Chunk #18 — Methods — The phasing model for low coverage sequence data

Source: Integrating sequence and array data to create an improved 1000 Genomes Project haplotype reference panel.
Embedded: yes

Text

We wish to estimate the haplotypes of N unrelated individuals with sequence data at L bi-allelic variants, which could be either SNPs, Indels or structural variants. Our new algorithm extends the SHAPEIT2 model and the MCMC method used to carryout inference from this model. We use a Gibbs sampling scheme in which each individuals haplotypes are sampled conditional upon the sequence reads of the individual and the current estimates of all other individuals.
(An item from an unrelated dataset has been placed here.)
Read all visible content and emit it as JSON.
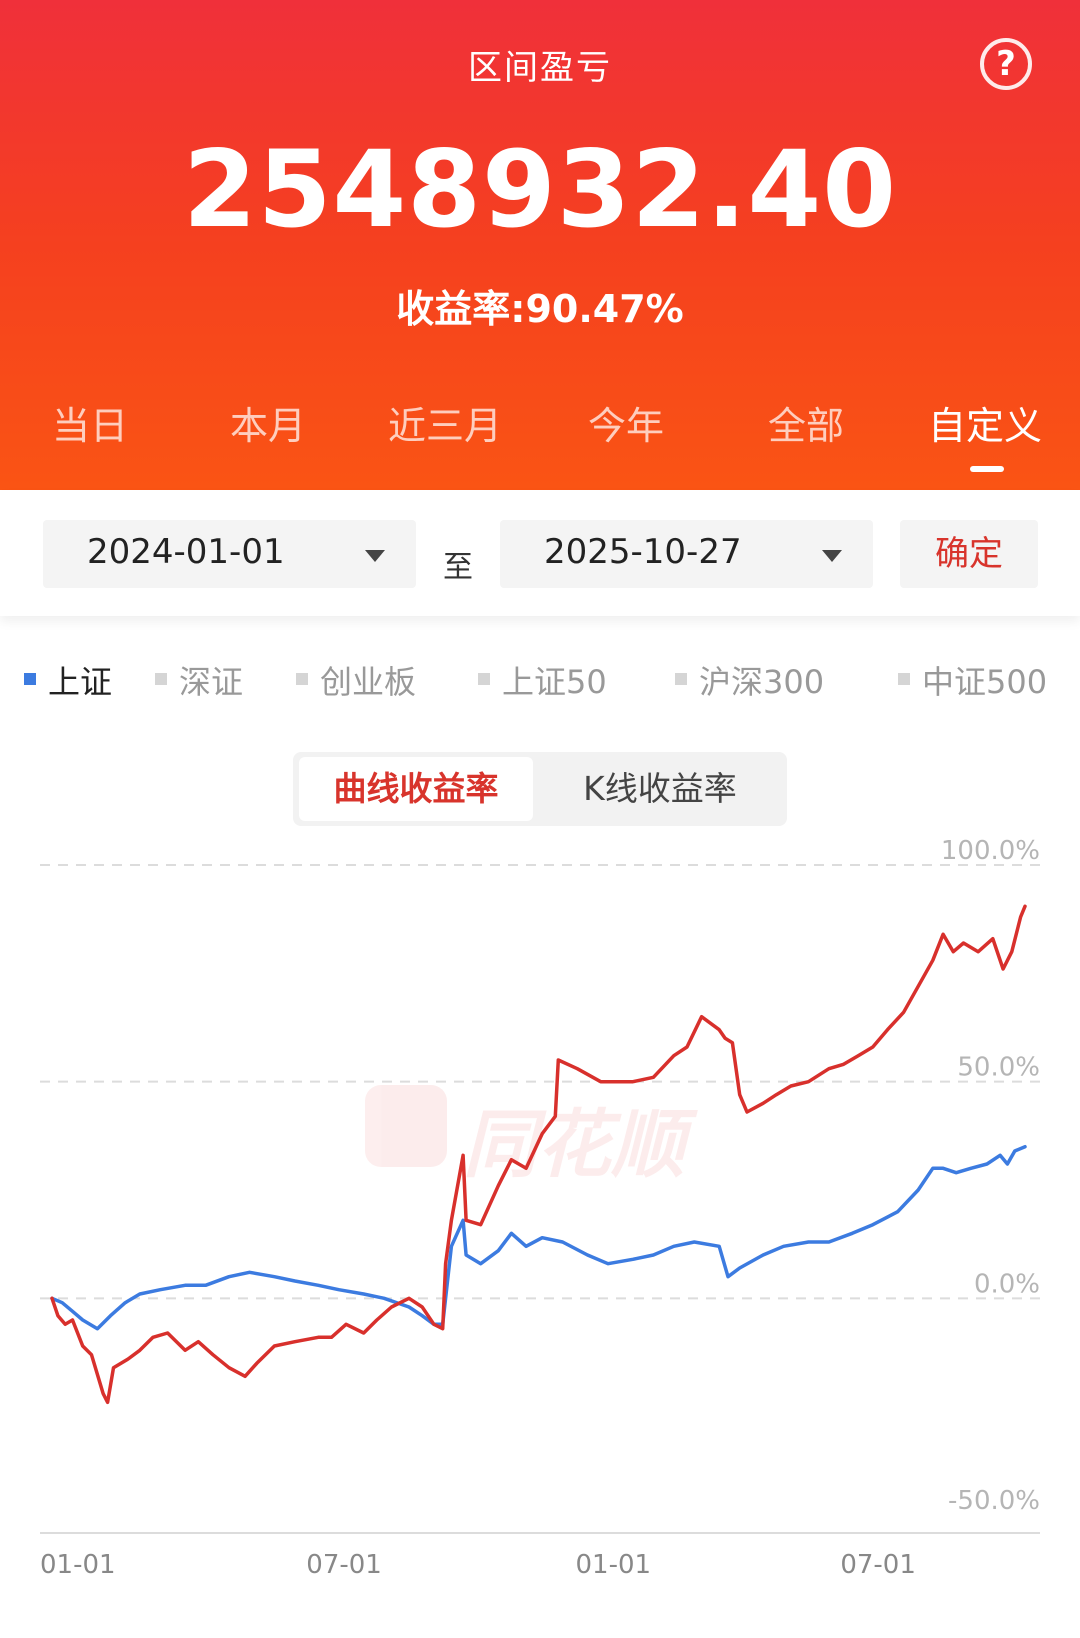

Thus it is sufficient for us to consider the details of a single iteration in which we update the haplotypes of the ith individual. We use R to denote the sequence data available for this individual and H to denote the current haplotype estimates of other individuals being used in the iteration. We define the genotype likelihood as the probability of observing the sequence data R at a particular site l given the unobserved genotype Gl: P (R|Gl), where Gl = 0, 1, 2 counts the number of non-reference alleles in the genotype. These genotype likelihoods can be obtained using specialised software like SAMtools [14], SNPtools [15] or GATK [16] that derive these likelihoods directly from the BAM files containing the sequence reads.